Gulliver’s appointment is part of the Board’s ongoing refreshment process, which brings together business leaders with a diverse range of skills and expertise to support the PVH+ Plan— the company’s multi-year, strategic growth plan to build Calvin Klein and TOMMY HILFIGER into the most desirable lifestyle brands in the world and make PVH one of the highest performing brand groups in its sector.
For more information about PVH Corp.'s Board of Directors and corporate governance practices, visit https://www.pvh.com/investor-relations/governance.
About PVH Corp.
PVH is one of the world's largest fashion companies, connecting with consumers in over 40 countries. Our global iconic brands include Calvin Klein and TOMMY HILFIGER. Our 140-year history is built on the strength of our brands, our team, and our commitment to drive fashion forward for good. That's the Power of Us. That's the Power of PVH.
Follow us on Facebook, Instagram, X and LinkedIn.
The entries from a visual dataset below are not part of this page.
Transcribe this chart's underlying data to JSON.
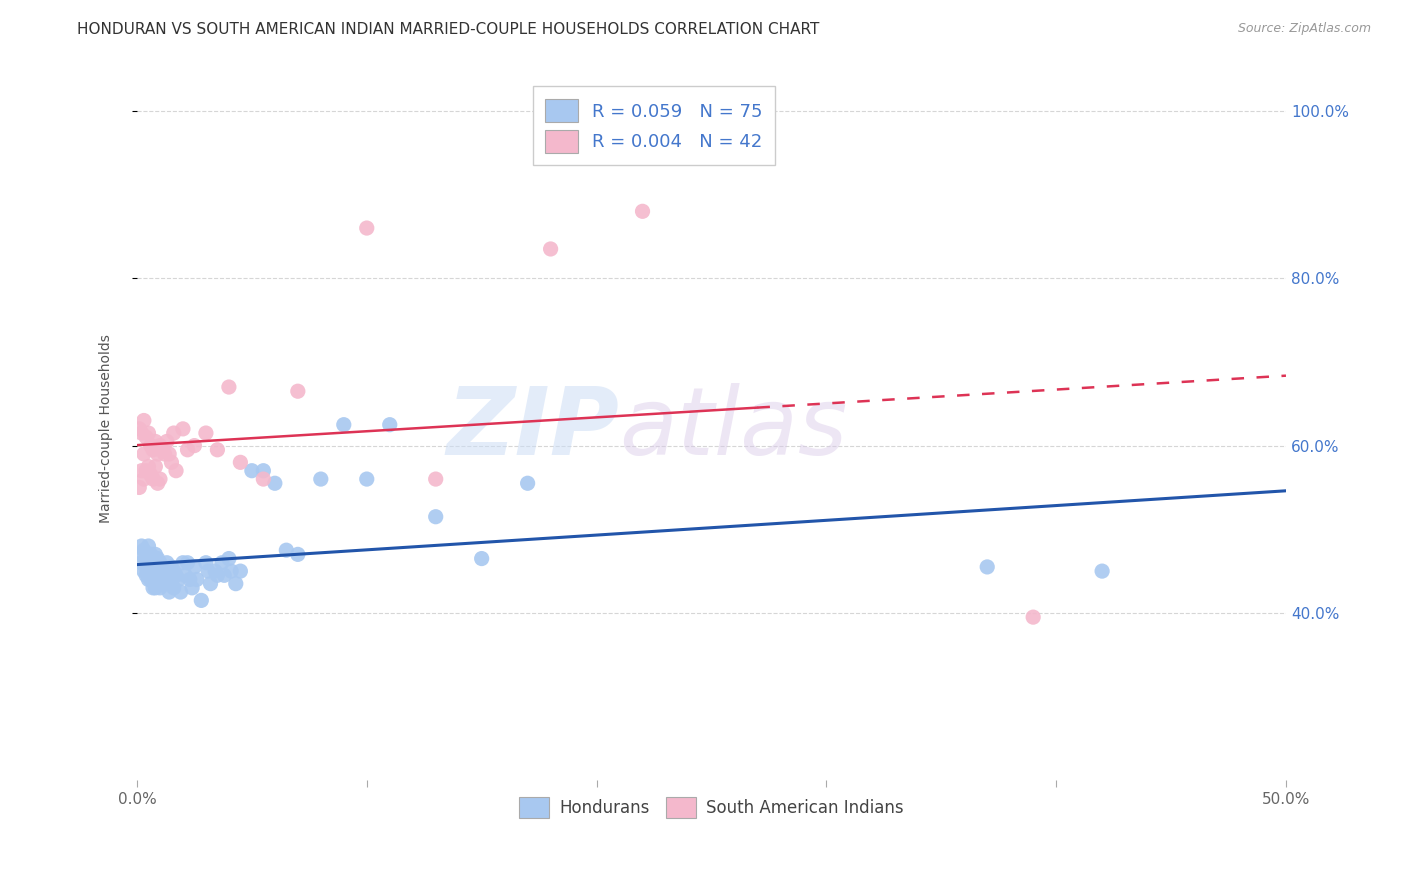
{
  "title": "HONDURAN VS SOUTH AMERICAN INDIAN MARRIED-COUPLE HOUSEHOLDS CORRELATION CHART",
  "source": "Source: ZipAtlas.com",
  "ylabel": "Married-couple Households",
  "watermark_zip": "ZIP",
  "watermark_atlas": "atlas",
  "xlim": [
    0.0,
    0.5
  ],
  "ylim": [
    0.2,
    1.04
  ],
  "xtick_positions": [
    0.0,
    0.1,
    0.2,
    0.3,
    0.4,
    0.5
  ],
  "xtick_labels": [
    "0.0%",
    "",
    "",
    "",
    "",
    "50.0%"
  ],
  "ytick_positions": [
    0.4,
    0.6,
    0.8,
    1.0
  ],
  "ytick_labels": [
    "40.0%",
    "60.0%",
    "80.0%",
    "100.0%"
  ],
  "blue_color": "#a8c8f0",
  "pink_color": "#f4b8cc",
  "blue_line_color": "#2255aa",
  "pink_line_color": "#dd3355",
  "legend_R1": "0.059",
  "legend_N1": "75",
  "legend_R2": "0.004",
  "legend_N2": "42",
  "legend_label1": "Hondurans",
  "legend_label2": "South American Indians",
  "title_fontsize": 11,
  "axis_label_fontsize": 10,
  "tick_fontsize": 11,
  "hondurans_x": [
    0.001,
    0.002,
    0.002,
    0.003,
    0.003,
    0.004,
    0.004,
    0.004,
    0.005,
    0.005,
    0.005,
    0.006,
    0.006,
    0.006,
    0.007,
    0.007,
    0.007,
    0.008,
    0.008,
    0.008,
    0.008,
    0.009,
    0.009,
    0.009,
    0.01,
    0.01,
    0.01,
    0.011,
    0.011,
    0.012,
    0.012,
    0.013,
    0.013,
    0.014,
    0.014,
    0.015,
    0.015,
    0.016,
    0.016,
    0.017,
    0.018,
    0.019,
    0.02,
    0.021,
    0.022,
    0.023,
    0.024,
    0.025,
    0.026,
    0.028,
    0.03,
    0.031,
    0.032,
    0.034,
    0.035,
    0.037,
    0.038,
    0.04,
    0.041,
    0.043,
    0.045,
    0.05,
    0.055,
    0.06,
    0.065,
    0.07,
    0.08,
    0.09,
    0.1,
    0.11,
    0.13,
    0.15,
    0.17,
    0.37,
    0.42
  ],
  "hondurans_y": [
    0.47,
    0.48,
    0.46,
    0.475,
    0.45,
    0.465,
    0.455,
    0.445,
    0.48,
    0.46,
    0.44,
    0.47,
    0.455,
    0.44,
    0.465,
    0.45,
    0.43,
    0.47,
    0.455,
    0.445,
    0.43,
    0.465,
    0.45,
    0.435,
    0.46,
    0.445,
    0.43,
    0.455,
    0.44,
    0.45,
    0.435,
    0.46,
    0.445,
    0.44,
    0.425,
    0.455,
    0.435,
    0.45,
    0.43,
    0.445,
    0.44,
    0.425,
    0.46,
    0.445,
    0.46,
    0.44,
    0.43,
    0.455,
    0.44,
    0.415,
    0.46,
    0.45,
    0.435,
    0.45,
    0.445,
    0.46,
    0.445,
    0.465,
    0.45,
    0.435,
    0.45,
    0.57,
    0.57,
    0.555,
    0.475,
    0.47,
    0.56,
    0.625,
    0.56,
    0.625,
    0.515,
    0.465,
    0.555,
    0.455,
    0.45
  ],
  "sa_indians_x": [
    0.001,
    0.001,
    0.002,
    0.002,
    0.003,
    0.003,
    0.003,
    0.004,
    0.004,
    0.005,
    0.005,
    0.006,
    0.006,
    0.007,
    0.007,
    0.008,
    0.008,
    0.009,
    0.009,
    0.01,
    0.01,
    0.011,
    0.012,
    0.013,
    0.014,
    0.015,
    0.016,
    0.017,
    0.02,
    0.022,
    0.025,
    0.03,
    0.035,
    0.04,
    0.045,
    0.055,
    0.07,
    0.1,
    0.13,
    0.18,
    0.22,
    0.39
  ],
  "sa_indians_y": [
    0.62,
    0.55,
    0.615,
    0.57,
    0.63,
    0.59,
    0.56,
    0.61,
    0.57,
    0.615,
    0.575,
    0.6,
    0.565,
    0.595,
    0.56,
    0.605,
    0.575,
    0.59,
    0.555,
    0.6,
    0.56,
    0.595,
    0.59,
    0.605,
    0.59,
    0.58,
    0.615,
    0.57,
    0.62,
    0.595,
    0.6,
    0.615,
    0.595,
    0.67,
    0.58,
    0.56,
    0.665,
    0.86,
    0.56,
    0.835,
    0.88,
    0.395
  ]
}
SAFE HARBOR STATEMENT UNDER THE PRIVATE SECURITIES LITIGATION REFORM ACT OF 1995: Forward-looking statements in this press release, including, without limitation, statements relating to the Company’s future plans, strategies, objectives, expectations and intentions are made pursuant to the safe harbor provisions of the Private Securities Litigation Reform Act of 1995. Investors are cautioned that such forward-looking statements are inherently subject to risks and uncertainties, many of which cannot be predicted with accuracy, and some of which might not be anticipated, including, without limitation, (i) the Company’s plans, strategies, objectives, expectations and intentions are subject to change at any time at the discretion of the Company; and (ii) the other risks and uncertainties indicated from time to time in the Company’s filings with the Securities and Exchange Commission.
The Company does not undertake any obligation to update publicly any forward-looking statement, whether as a result of the receipt of new information, future events or otherwise.